Decisão Terminativa de 2º Grau

Empréstimo consignado 0802438-41.2024.8.18.0068


Decisão Terminativa

poder judiciário 
tribunal de justiça do estado do piauí
GABINETE DO Desembargador AGRIMAR RODRIGUES DE ARAÚJO

PROCESSO Nº: 0802438-41.2024.8.18.0068
CLASSE: APELAÇÃO CÍVEL (198)
ASSUNTO(S): [Defeito, nulidade ou anulação, Indenização por Dano Moral, Empréstimo consignado, Repetição do Indébito]
APELANTE: ROSA LIMA DE ARAUJO
APELADO: BANCO BRADESCO S.A.


JuLIA Explica

 

julgamento monocrático

 

Ementa: DIREITO CIVIL E DO CONSUMIDOR. APELAÇÃO CÍVEL. AÇÃO DECLARATÓRIA. EMPRÉSTIMO CONSIGNADO. VALIDADE DO CONTRATO. COMPROVAÇÃO DA TRANSFERÊNCIA DOS VALORES. INEXISTÊNCIA DE VÍCIO NA CONTRATAÇÃO. RECURSO DESPROVIDO.

I. CASO EM EXAME

1.        Apelação Cível interposta por consumidor contra sentença que julgou improcedentes os pedidos formulados em ação declaratória, movida em face do Banco réu, referente à contratação de empréstimo consignado, cuja validade foi contestada 

II. QUESTÃO EM DISCUSSÃO

2.        Há duas questões em discussão: (i) determinar se a contratação do empréstimo foi válida; (ii) verificar se houve descontos indevidos passíveis de repetição do indébito e indenização por danos morais.

III. RAZÕES DE DECIDIR

3.        A existência do contrato de empréstimo é comprovada pela juntada de cópia do instrumento contratual com assinatura compatível com a constante no documento de identidade da autora e pela efetiva transferência dos valores contratados para conta bancária de titularidade da apelante.
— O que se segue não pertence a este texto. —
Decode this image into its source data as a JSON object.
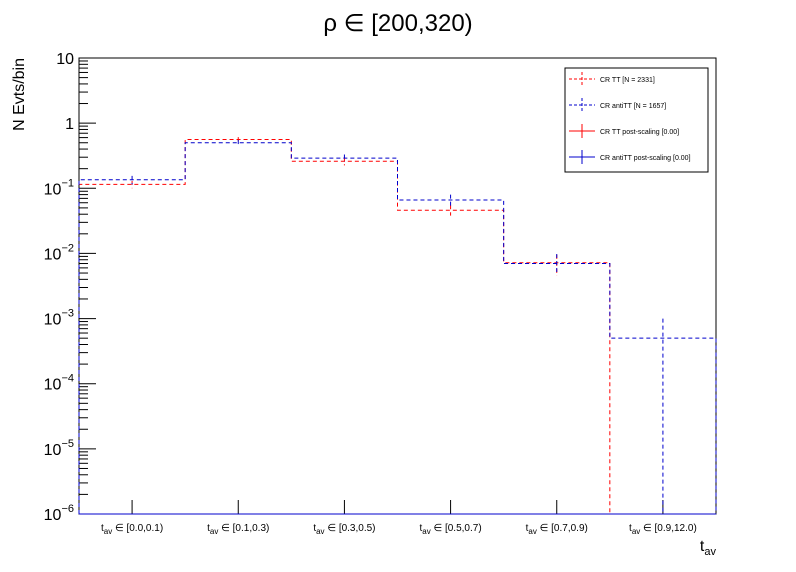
{
  "chart_data": {
    "type": "step-histogram",
    "title": "ρ ∈ [200,320)",
    "xlabel": {
      "main": "t",
      "sub": "av"
    },
    "ylabel": "N Evts/bin",
    "yscale": "log",
    "ylim": [
      1e-06,
      10
    ],
    "y_tick_labels": [
      {
        "base": "10",
        "exp": "−6",
        "value": 1e-06
      },
      {
        "base": "10",
        "exp": "−5",
        "value": 1e-05
      },
      {
        "base": "10",
        "exp": "−4",
        "value": 0.0001
      },
      {
        "base": "10",
        "exp": "−3",
        "value": 0.001
      },
      {
        "base": "10",
        "exp": "−2",
        "value": 0.01
      },
      {
        "base": "10",
        "exp": "−1",
        "value": 0.1
      },
      {
        "base": "1",
        "exp": "",
        "value": 1
      },
      {
        "base": "10",
        "exp": "",
        "value": 10
      }
    ],
    "categories": [
      {
        "pre": "t",
        "sub": "av",
        "post": " ∈ [0.0,0.1)"
      },
      {
        "pre": "t",
        "sub": "av",
        "post": " ∈ [0.1,0.3)"
      },
      {
        "pre": "t",
        "sub": "av",
        "post": " ∈ [0.3,0.5)"
      },
      {
        "pre": "t",
        "sub": "av",
        "post": " ∈ [0.5,0.7)"
      },
      {
        "pre": "t",
        "sub": "av",
        "post": " ∈ [0.7,0.9)"
      },
      {
        "pre": "t",
        "sub": "av",
        "post": " ∈ [0.9,12.0)"
      }
    ],
    "series": [
      {
        "name": "CR TT [N = 2331]",
        "color": "#ff0000",
        "style": "dashed",
        "values": [
          0.115,
          0.56,
          0.26,
          0.046,
          0.0072,
          1e-06
        ],
        "err_lo": [
          0.1,
          0.51,
          0.225,
          0.038,
          0.0045,
          null
        ],
        "err_hi": [
          0.13,
          0.61,
          0.3,
          0.055,
          0.0095,
          null
        ]
      },
      {
        "name": "CR antiTT [N = 1657]",
        "color": "#0000cc",
        "style": "dashed",
        "values": [
          0.135,
          0.5,
          0.29,
          0.066,
          0.007,
          0.0005
        ],
        "err_lo": [
          0.115,
          0.46,
          0.255,
          0.052,
          0.0048,
          1e-06
        ],
        "err_hi": [
          0.155,
          0.55,
          0.33,
          0.08,
          0.0098,
          0.001
        ]
      },
      {
        "name": "CR TT post-scaling [0.00]",
        "color": "#ff0000",
        "style": "solid",
        "values": [
          1e-06,
          1e-06,
          1e-06,
          1e-06,
          1e-06,
          1e-06
        ]
      },
      {
        "name": "CR antiTT post-scaling [0.00]",
        "color": "#0000cc",
        "style": "solid",
        "values": [
          1e-06,
          1e-06,
          1e-06,
          1e-06,
          1e-06,
          1e-06
        ]
      }
    ],
    "legend_position": "top-right",
    "grid": false
  }
}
4.        Não foi demonstrada a alegada condição de analfabeta da autora, tampouco sua incapacidade para contratar ou assinar documentos na data da avença.

5.        Aplica-se a Súmula nº 26 do TJPI, que admite a inversão do ônus da prova em favor do consumidor apenas quando demonstrada hipossuficiência e indícios mínimos do fato constitutivo do direito, requisitos não preenchidos no caso concreto.

6.        Diante da comprovação da regularidade da contratação e do proveito econômico decorrente da operação bancária, resta afastada a alegação de descontos indevidos e de dano moral indenizável.

7.        A pretensão recursal opõe-se à súmula deste Tribunal, autorizando o julgamento monocrático de improcedência nos termos do art. 932, IV, “a”, do CPC.

IV. DISPOSITIVO E TESE

8.        Recurso conhecido e desprovido.

Tese de julgamento:

1.        A comprovação da assinatura compatível com o documento de identidade e da transferência dos valores contratados afasta a alegação de inexistência ou nulidade de contrato de empréstimo.

2.        A inversão do ônus da prova nas relações de consumo depende da demonstração de hipossuficiência e de indícios mínimos do direito alegado.

3.        A existência de contrato regularmente firmado e cumprido afasta o dever de indenizar por danos morais ou restituir valores a título de indébito.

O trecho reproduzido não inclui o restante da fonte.